Preferably, in the above technical solution, the determining of the change in the Tm value specifically includes: performing fluorescence quantitative PCR asymmetric amplification and melting curve analysis on the reaction system, and judging as drug-resistant mutation of the mycobacterium tuberculosis when the Tm value of a detection sample is more than 2 ℃ lower than that of a control tube; when the detected sample has double peaks, one peak Tm value is consistent with the control Tm value (the difference is less than 1), and one peak Tm value is lower than the control Tm value by more than 2 ℃, the result can be interpreted as the mycobacterium tuberculosis hybrid drug-resistant mutation.

Compared with the prior art, the invention has the following beneficial effects:

the mutation of the present invention is provided on a probe, and in order to increase the resolution of the probe, a partial base mutation is introduced into a base sequence on the probe to more easily distinguish a drug-resistant mutation.

The method ensures that the probe in the system is excessive, and the residual probe after PCR amplification and shearing can be subjected to melting curve analysis with the generated product single-stranded DNA.

Description of the drawings:

FIG. 1 is the melting curve analysis of the wild type and 516 locus resistance mutation of the A reaction tube for detecting the mycobacterium tuberculosis RpoB gene.

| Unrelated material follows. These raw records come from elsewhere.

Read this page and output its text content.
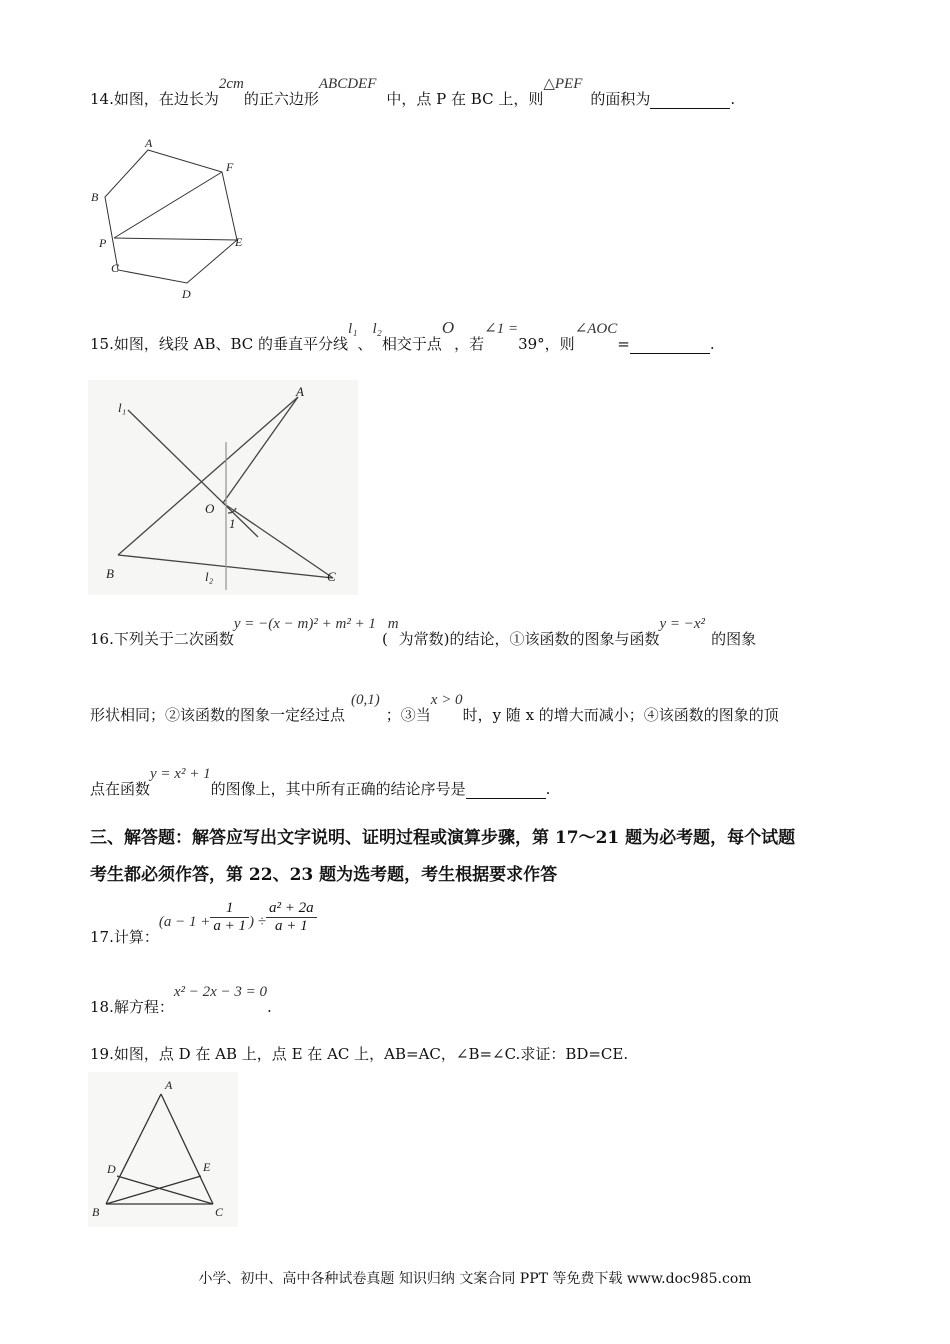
14.如图，在边长为2cm的正六边形ABCDEF中，点 P 在 BC 上，则△PEF的面积为	.
A
F
B
P	E
C
D
15.如图，线段 AB、BC 的垂直平分线l₁、l₂相交于点O，若∠1 =39°，则∠AOC=	.
l₁
A
O
1
B	l₂	C
16.下列关于二次函数y = −(x − m)² + m² + 1(m为常数)的结论，①该函数的图象与函数y = −x²的图象
形状相同；②该函数的图象一定经过点(0,1)；③当x > 0时，y 随 x 的增大而减小；④该函数的图象的顶
点在函数y = x² + 1的图像上，其中所有正确的结论序号是	.
三、解答题：解答应写出文字说明、证明过程或演算步骤，第 17～21 题为必考题，每个试题
考生都必须作答，第 22、23 题为选考题，考生根据要求作答
17.计算：($a - 1 + \frac{1}{a + 1}$ ) ÷ $\frac{\text{a² + 2a}}{a + 1}$
18.解方程：x² − 2x − 3 = 0.
19.如图，点 D 在 AB 上，点 E 在 AC 上，AB=AC，∠B=∠C.求证：BD=CE.
A
D	E
B	C
小学、初中、高中各种试卷真题 知识归纳 文案合同 PPT 等免费下载 www.doc985.com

FIG. 2 is the melting curve analysis of the wild type and 531 locus resistance mutation of the A reaction tube for detecting the mycobacterium tuberculosis RpoB gene.

FIG. 3 is the melting curve analysis of the wild type and 315 site drug resistant mutation of the A reaction tube for detecting Mycobacterium tuberculosis KatG gene.

FIG. 4 is the melting curve analysis of the B reaction tube for detecting the wild type of the mycobacterium tuberculosis RpoB gene and the 526 locus drug resistance mutation.

FIG. 5 is the melting curve analysis of the B reaction tube for detecting the wild type and-15 site drug resistance mutation of the Mycobacterium tuberculosis mabA (fabG1) -inhA promoter gene.

FIG. 6 is melting curve analysis of 50% drug resistance mutation at 516 locus of the A reaction tube for detecting Mycobacterium tuberculosis RpoB gene.

FIG. 7 is a melting curve analysis map of national reference products N1-N10 for detecting the isoniazid drug-resistant gene of Mycobacterium tuberculosis in the A reaction tube.

FIG. 8 is a melting curve analysis chart of national reference products N1-N10 for a reagent for detecting a mycobacterium tuberculosis isoniazid drug-resistant gene in a B reaction liquid tube.

FIG. 9-FIG. 11 are analysis spectra of katG S315T1 site melting curve of national reference substance for detecting drug-resistant gene of Mycobacterium tuberculosis at different concentrations and at different drug-resistant ratios.

The specific implementation mode is as follows:

the following detailed description of specific embodiments of the invention is provided, but it should be understood that the scope of the invention is not limited to the specific embodiments.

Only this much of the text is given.